Police stop pupils praying at US Supreme Court

A police officer in America has told a group of teachers and children praying outside the US Supreme Court that they should find somewhere else to go.

American organisation the Alliance Defense Fund (ADF) has warned that the police action breaches constitutional free speech rights.

“Christians shouldn’t be silenced for exercising their beliefs through quiet prayer on public property”, Nate Kellum from ADF said.


ADF say legal action is likely if Supreme Court officials do not affirm the right to pray on Court grounds.

On 5 May a group of teachers, pupils and others prayed outside the US Supreme Court while on a school trip.

The group, from a Christian school, was praying quietly when a police officer approached Maureen Rigo, the teacher in charge of the group, and told them to move on.

The police officer said: “Ma’am, I’m not going to tell you that you can’t pray, but you can’t do it here. Please go somewhere else”, according to press reports.


The party then moved to the street level and prayed on the pavement.

The prayer was stopped under a statute which bars parades and processions on Supreme Court grounds, but ADF say banning such prayers makes no sense.

An ADF letter says that Mrs. Rigo “was not engaging in a parade, procession, or assembly. She was speaking in a conversational level to those around her with her head bowed.

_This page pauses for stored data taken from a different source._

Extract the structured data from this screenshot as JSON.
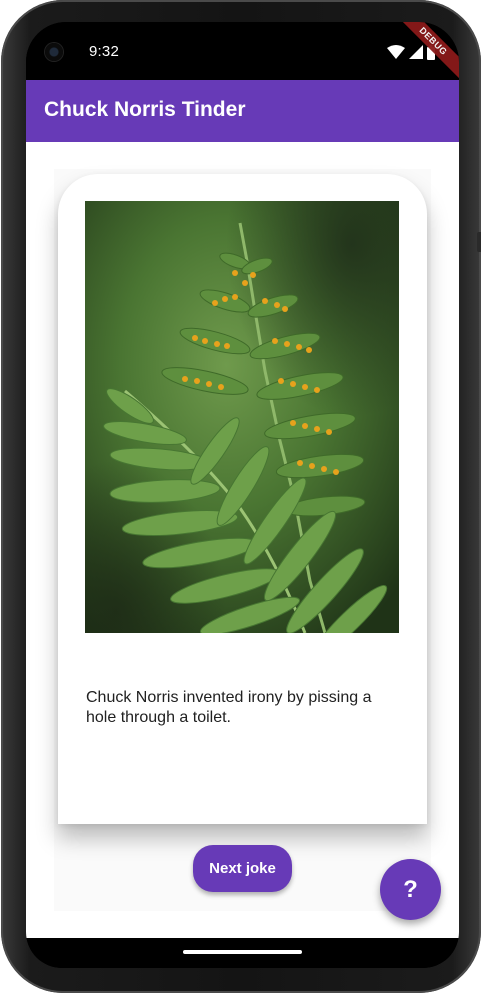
{
  "status_bar": {
    "time": "9:32",
    "icons": [
      "wifi-icon",
      "cell-signal-icon",
      "battery-icon"
    ],
    "debug_label": "DEBUG"
  },
  "app_bar": {
    "title": "Chuck Norris Tinder",
    "color": "#673ab7"
  },
  "card": {
    "image_icon": "fern-photo",
    "joke_text": "Chuck Norris invented irony by pissing a hole through a toilet."
  },
  "actions": {
    "next_joke_label": "Next joke",
    "fab_label": "?"
  },
  "colors": {
    "accent": "#673ab7",
    "background": "#fafafa"
  }
}
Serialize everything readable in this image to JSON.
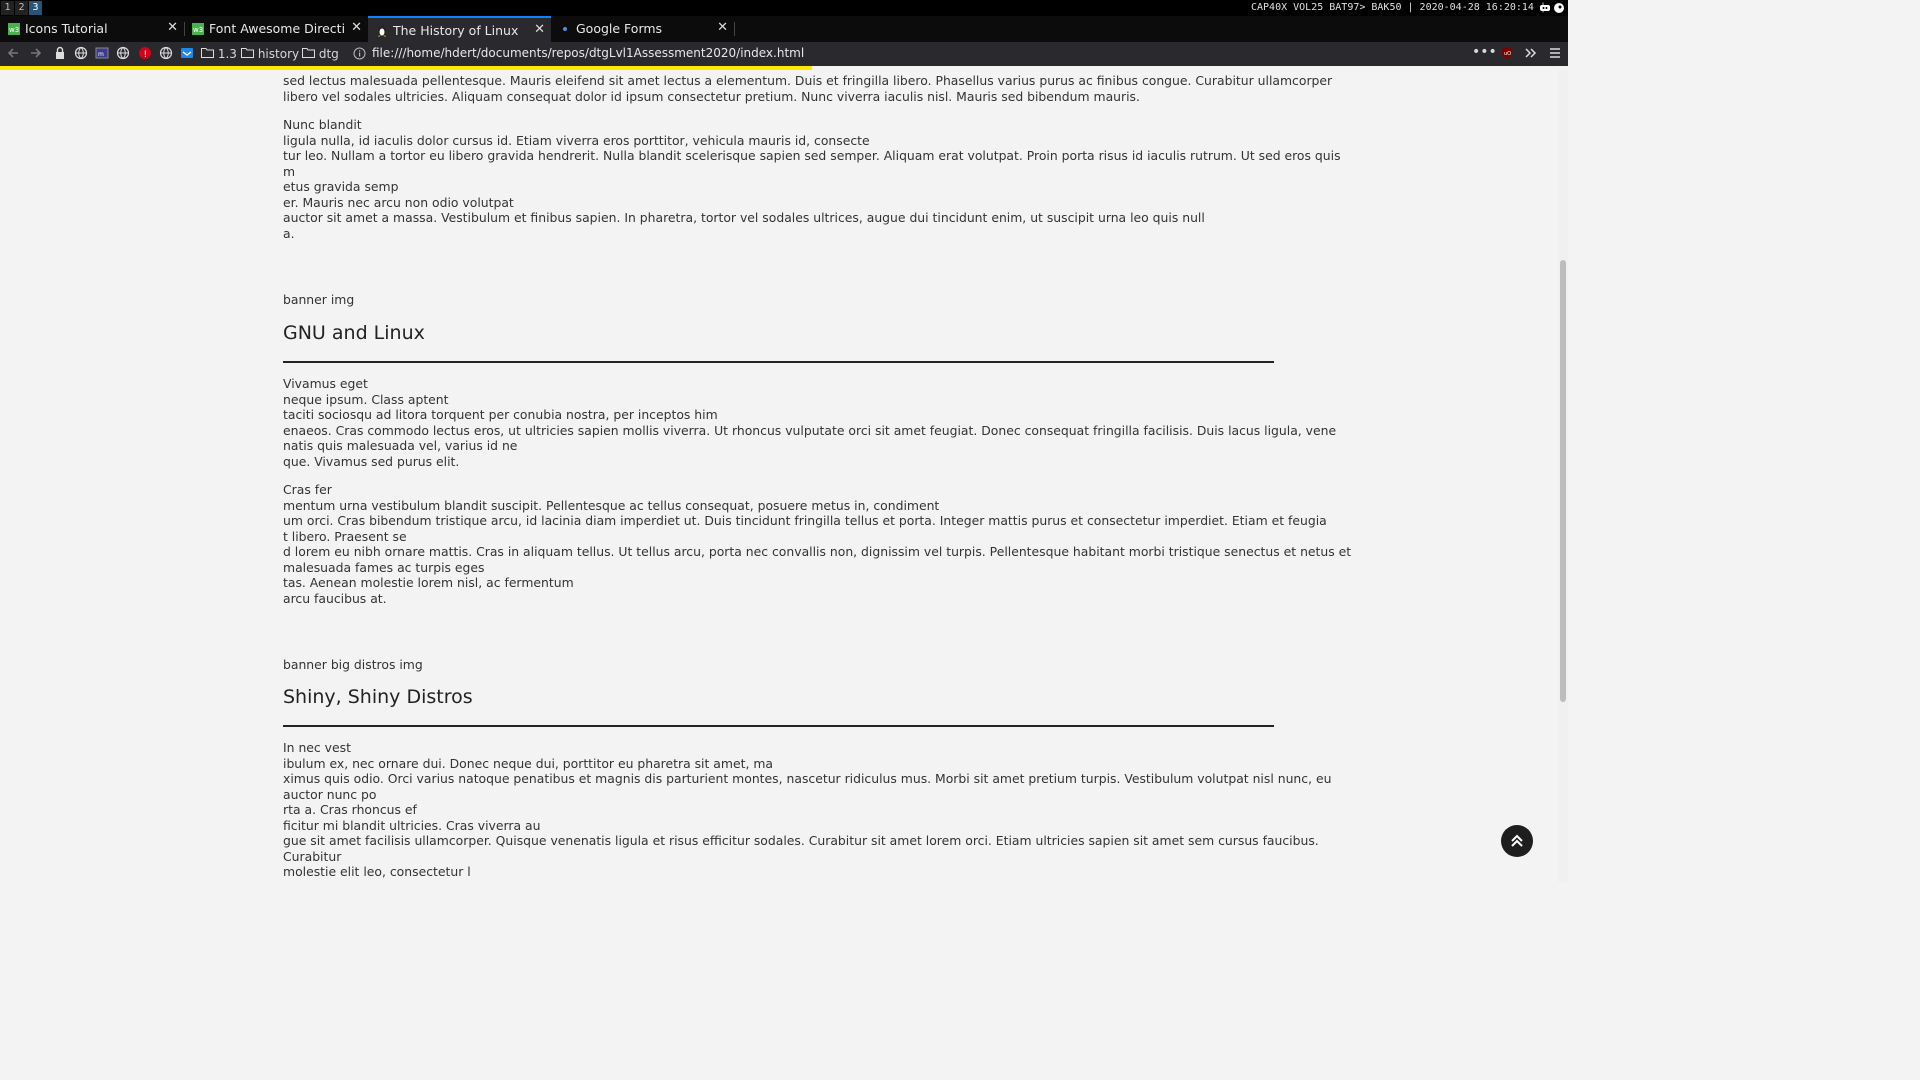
{
  "statusbar": {
    "workspaces": [
      "1",
      "2",
      "3"
    ],
    "active_workspace": "3",
    "status_text": "CAP40X VOL25 BAT97> BAK50 | 2020-04-28 16:20:14 |"
  },
  "tabs": [
    {
      "title": "Icons Tutorial",
      "favicon": "w3schools-icon",
      "active": false
    },
    {
      "title": "Font Awesome Direction",
      "favicon": "w3schools-icon",
      "active": false
    },
    {
      "title": "The History of Linux",
      "favicon": "tux-icon",
      "active": true
    },
    {
      "title": "Google Forms",
      "favicon": "dot-icon",
      "active": false
    }
  ],
  "navbar": {
    "bookmark_1_3": "1.3",
    "bookmark_history": "history",
    "bookmark_dtg": "dtg",
    "url": "file:///home/hdert/documents/repos/dtgLvl1Assessment2020/index.html"
  },
  "content": {
    "top_lines": [
      "sed lectus malesuada pellentesque. Mauris eleifend sit amet lectus a elementum. Duis et fringilla libero. Phasellus varius purus ac finibus congue. Curabitur ullamcorper",
      "libero vel sodales ultricies. Aliquam consequat dolor id ipsum consectetur pretium. Nunc viverra iaculis nisl. Mauris sed bibendum mauris."
    ],
    "para2_lines": [
      "Nunc blandit",
      "ligula nulla, id iaculis dolor cursus id. Etiam viverra eros porttitor, vehicula mauris id, consecte",
      "tur leo. Nullam a tortor eu libero gravida hendrerit. Nulla blandit scelerisque sapien sed semper. Aliquam erat volutpat. Proin porta risus id iaculis rutrum. Ut sed eros quis",
      "m",
      "etus gravida semp",
      "er. Mauris nec arcu non odio volutpat",
      "auctor sit amet a massa. Vestibulum et finibus sapien. In pharetra, tortor vel sodales ultrices, augue dui tincidunt enim, ut suscipit urna leo quis null",
      "a."
    ],
    "banner1": "banner img",
    "heading1": "GNU and Linux",
    "s1p1_lines": [
      "Vivamus eget",
      "neque ipsum. Class aptent",
      "taciti sociosqu ad litora torquent per conubia nostra, per inceptos him",
      "enaeos. Cras commodo lectus eros, ut ultricies sapien mollis viverra. Ut rhoncus vulputate orci sit amet feugiat. Donec consequat fringilla facilisis. Duis lacus ligula, vene",
      "natis quis malesuada vel, varius id ne",
      "que. Vivamus sed purus elit."
    ],
    "s1p2_lines": [
      "Cras fer",
      "mentum urna vestibulum blandit suscipit. Pellentesque ac tellus consequat, posuere metus in, condiment",
      "um orci. Cras bibendum tristique arcu, id lacinia diam imperdiet ut. Duis tincidunt fringilla tellus et porta. Integer mattis purus et consectetur imperdiet. Etiam et feugia",
      "t libero. Praesent se",
      "d lorem eu nibh ornare mattis. Cras in aliquam tellus. Ut tellus arcu, porta nec convallis non, dignissim vel turpis. Pellentesque habitant morbi tristique senectus et netus et",
      "malesuada fames ac turpis eges",
      "tas. Aenean molestie lorem nisl, ac fermentum",
      "arcu faucibus at."
    ],
    "banner2": "banner big distros img",
    "heading2": "Shiny, Shiny Distros",
    "s2p1_lines": [
      "In nec vest",
      "ibulum ex, nec ornare dui. Donec neque dui, porttitor eu pharetra sit amet, ma",
      "ximus quis odio. Orci varius natoque penatibus et magnis dis parturient montes, nascetur ridiculus mus. Morbi sit amet pretium turpis. Vestibulum volutpat nisl nunc, eu",
      "auctor nunc po",
      "rta a. Cras rhoncus ef",
      "ficitur mi blandit ultricies. Cras viverra au",
      "gue sit amet facilisis ullamcorper. Quisque venenatis ligula et risus efficitur sodales. Curabitur sit amet lorem orci. Etiam ultricies sapien sit amet sem cursus faucibus.",
      "Curabitur",
      "molestie elit leo, consectetur l"
    ]
  },
  "colors": {
    "accent": "#0a84ff",
    "load_bar": "#ffe900",
    "page_bg": "#f3f3f3"
  }
}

“There is no reason to silence Mrs. Rigo’s activities since these activities do not attract attention, create a crowd, or give off the appearance of partiality. The ban on public prayers cannot hope to survive First Amendment scrutiny”, the letter adds.


ADF continue: “The only logical explanation for prohibiting Mrs. Rigo’s activities, while allowing other conversations, pertains to the viewpoint of Mrs. Rigo’s expression.

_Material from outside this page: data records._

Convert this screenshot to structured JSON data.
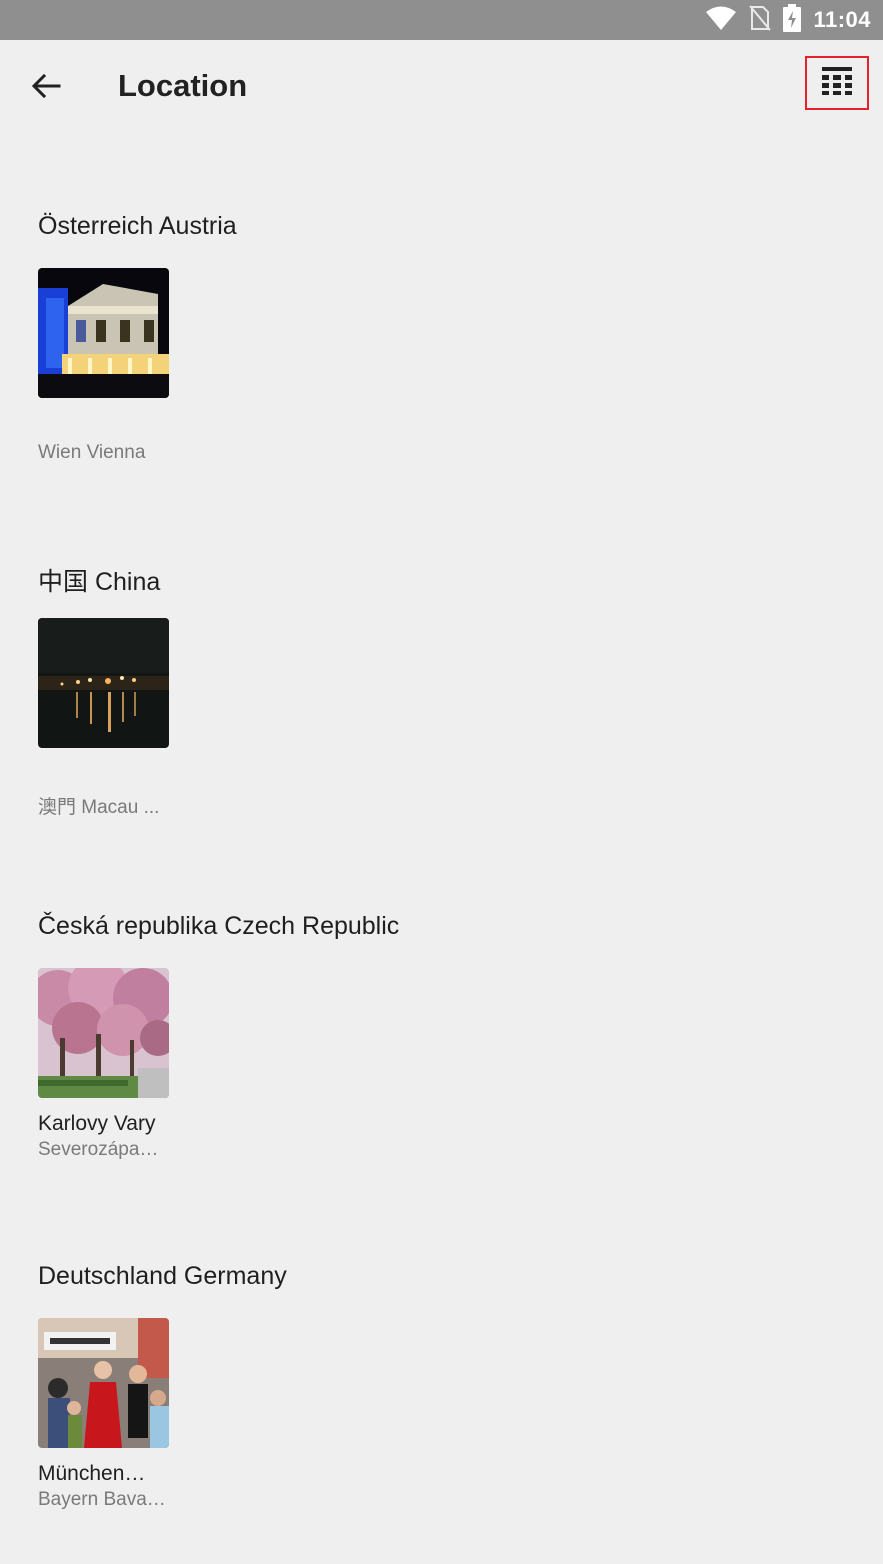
{
  "status_bar": {
    "time": "11:04",
    "icons": [
      "wifi-icon",
      "no-sim-icon",
      "battery-charging-icon"
    ]
  },
  "header": {
    "back_icon": "arrow-back-icon",
    "title": "Location",
    "view_toggle_icon": "grid-view-icon"
  },
  "sections": [
    {
      "title": "Österreich Austria",
      "places": [
        {
          "name": "",
          "subtitle": "Wien Vienna",
          "thumbnail": "night-theater-building"
        }
      ]
    },
    {
      "title": "中国 China",
      "places": [
        {
          "name": "",
          "subtitle": "澳門 Macau ...",
          "thumbnail": "night-harbor-lights"
        }
      ]
    },
    {
      "title": "Česká republika Czech Republic",
      "places": [
        {
          "name": "Karlovy Vary",
          "subtitle": "Severozápa…",
          "thumbnail": "pink-blossom-trees"
        }
      ]
    },
    {
      "title": "Deutschland Germany",
      "places": [
        {
          "name": "München…",
          "subtitle": "Bayern Bava…",
          "thumbnail": "street-crowd-bondelen"
        }
      ]
    }
  ],
  "colors": {
    "status_bar": "#8f8f8f",
    "background": "#efefef",
    "highlight_border": "#e5222b"
  }
}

“Evidently, people may engage in all sorts of conversational expression on Supreme Court grounds unless that expression happens to involve prayer.

“In doing so, the Supreme Court police have not targeted a subject matter or class of expression, but targeted a particular viewpoint for censorship.

“They have singled out and censored religious prayer as the only form of conversation to be silenced.”


In May last year a Californian pastor and his wife had their Bible study group broken up when they were told they needed a permit for the meetings.

A few days later the couple received a written warning accusing them of “unlawful use of land”. It said they could either “stop religious assembly or apply for a major use permit”.

However later the authorities said the meetings could continue while a decision on a permit was made.